Answer:
[tex]f=9.5\ KHz[/tex]
Explanation:
AC Circuit
When connected to an AC circuit, the capacitor acts as an impedance of module
[tex]\displaystyle Z=\frac{1}{wC}[/tex]
Where w is the angular frequency of the power source and C is the capacitance.
If the capacitor is the only element connected to a circuit, then the Ohm's law establishes that
[tex]V=Z.I[/tex]
Where V and I are the rms voltage and current respectively.

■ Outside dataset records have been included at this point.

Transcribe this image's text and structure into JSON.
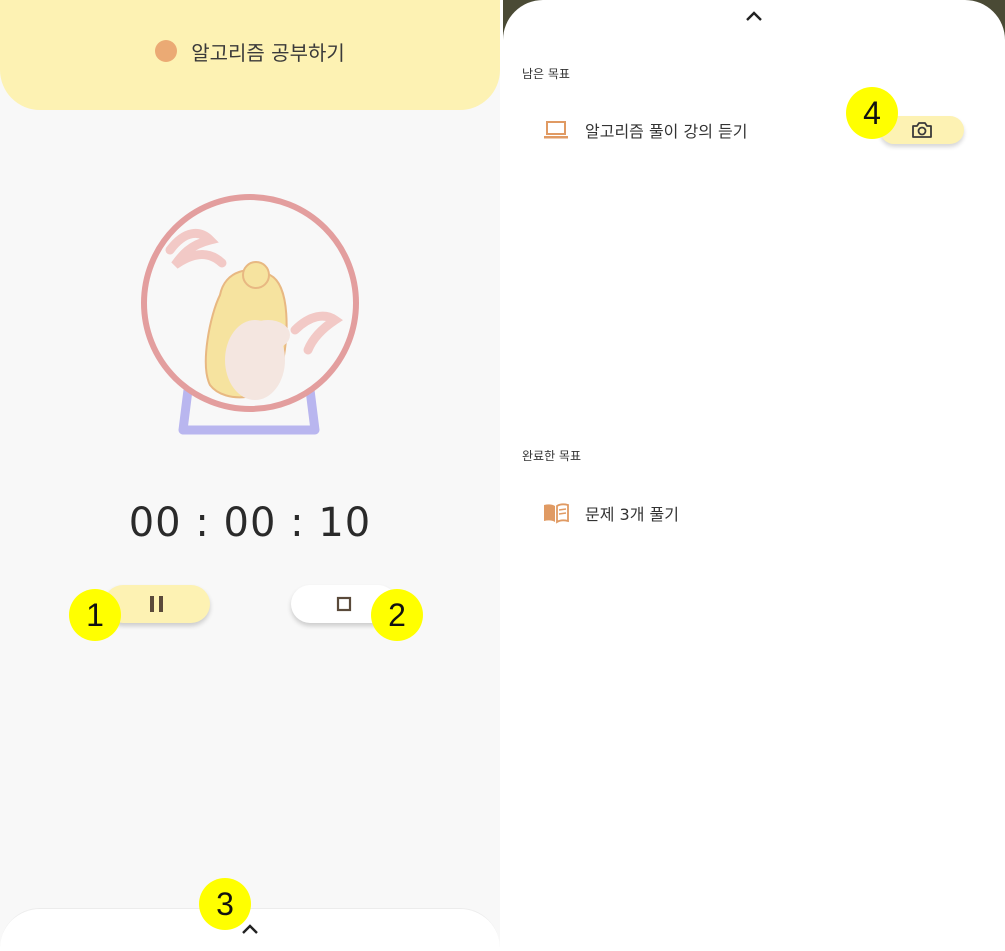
{
  "left": {
    "header": {
      "title": "알고리즘 공부하기",
      "dot_color": "#ebaa74"
    },
    "illustration": "hamster-wheel-icon",
    "timer": "00 : 00 : 10",
    "controls": {
      "pause_icon": "pause-icon",
      "stop_icon": "stop-icon"
    },
    "bottom_sheet": {
      "icon": "chevron-up-icon"
    }
  },
  "right": {
    "sheet": {
      "icon": "chevron-up-icon"
    },
    "remaining": {
      "label": "남은 목표",
      "items": [
        {
          "icon": "laptop-icon",
          "label": "알고리즘 풀이 강의 듣기",
          "action_icon": "camera-icon"
        }
      ]
    },
    "completed": {
      "label": "완료한 목표",
      "items": [
        {
          "icon": "book-icon",
          "label": "문제 3개 풀기"
        }
      ]
    }
  },
  "markers": [
    "1",
    "2",
    "3",
    "4"
  ],
  "colors": {
    "header_bg": "#fdf2b3",
    "accent_orange": "#ebaa74",
    "wheel_pink": "#e39e9e",
    "stand_lavender": "#b9b6ef"
  }
}
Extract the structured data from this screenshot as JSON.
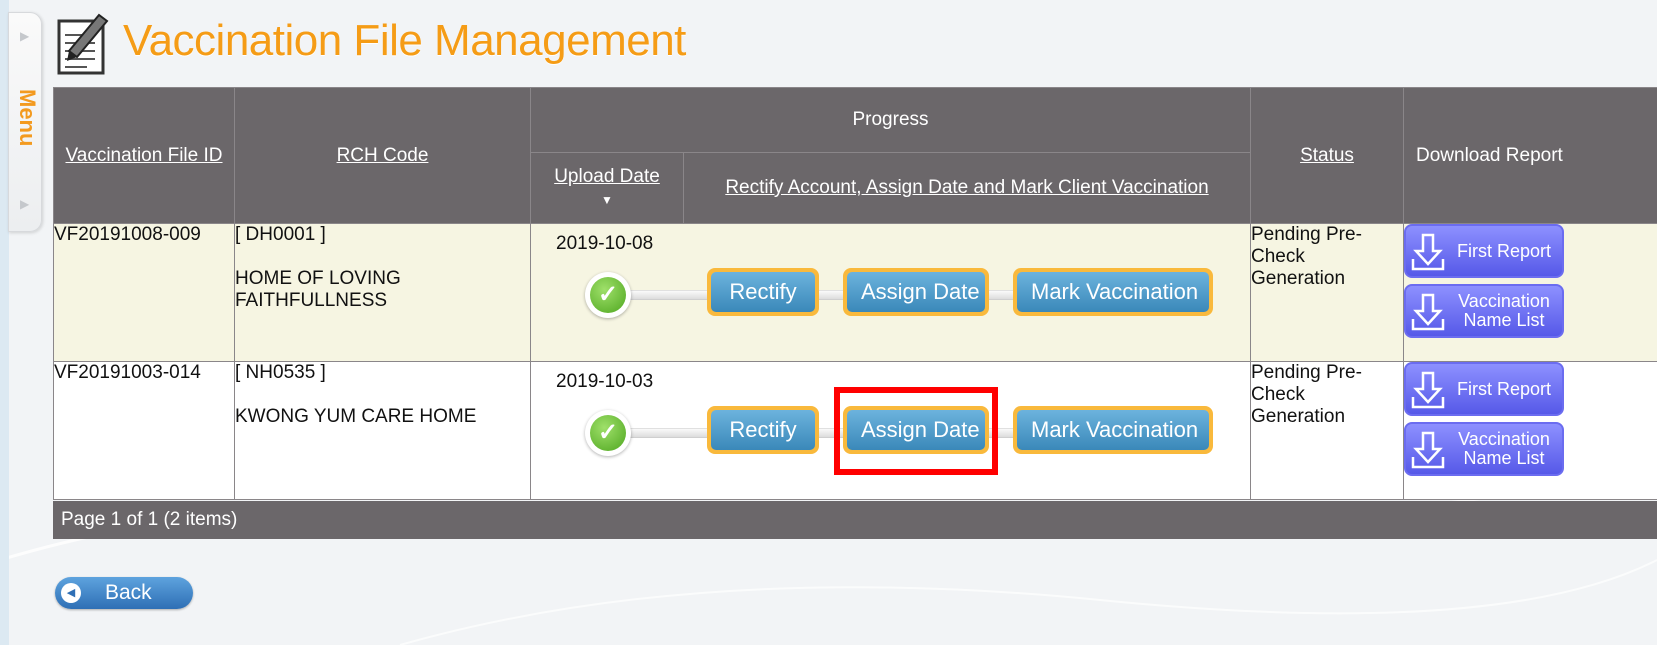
{
  "side_menu": {
    "label": "Menu"
  },
  "page": {
    "title": "Vaccination File Management"
  },
  "table": {
    "headers": {
      "file_id": "Vaccination File ID",
      "rch_code": "RCH Code",
      "progress": "Progress",
      "upload_date": "Upload Date",
      "rectify_group": "Rectify Account, Assign Date and Mark Client Vaccination",
      "status": "Status",
      "download_report": "Download Report"
    },
    "rows": [
      {
        "file_id": "VF20191008-009",
        "rch_code": "[ DH0001 ]",
        "rch_name": "HOME OF LOVING FAITHFULLNESS",
        "upload_date": "2019-10-08",
        "rectify_label": "Rectify",
        "assign_label": "Assign Date",
        "mark_label": "Mark Vaccination",
        "status": "Pending Pre-Check Generation",
        "first_report": "First Report",
        "name_list": "Vaccination Name List"
      },
      {
        "file_id": "VF20191003-014",
        "rch_code": "[ NH0535 ]",
        "rch_name": "KWONG YUM CARE HOME",
        "upload_date": "2019-10-03",
        "rectify_label": "Rectify",
        "assign_label": "Assign Date",
        "mark_label": "Mark Vaccination",
        "status": "Pending Pre-Check Generation",
        "first_report": "First Report",
        "name_list": "Vaccination Name List"
      }
    ]
  },
  "pager": {
    "text": "Page 1 of 1 (2 items)"
  },
  "back_button": {
    "label": "Back"
  },
  "icons": {
    "title": "document-pen-icon",
    "step_done": "check-circle-icon",
    "download": "download-arrow-icon",
    "back": "chevron-left-icon",
    "sort": "sort-desc-icon"
  },
  "colors": {
    "title": "#f59c16",
    "header_bg": "#6b676a",
    "row_alt_bg": "#f6f5e2",
    "step_border": "#f9b93c",
    "step_fill": "#3a88b9",
    "download_btn": "#5659e8",
    "highlight": "#ff0000"
  }
}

Replacing the value of Z, we have
[tex]\displaystyle V=\frac{I}{wC}[/tex]
Solving for w
[tex]\displaystyle w=\frac{I}{VC}[/tex]
The question provides us the following values
[tex]C=63\ \mu F=63\cdot 10^{-6}\ F[/tex]
[tex]V=4\ Volt[/tex]
[tex]I=15\ A[/tex]
Plugging in the values
[tex]\displaystyle w=\frac{15}{4\cdot 63\cdot 10^{-6}}[/tex]
[tex]w=59523.81\ rad/s[/tex]
Since
[tex]w=2\pi f[/tex]
Then
[tex]\displaystyle f=\frac{59523.81}{2\pi}=9473.51\ Hz[/tex]
[tex]f=9.5\ KHz[/tex]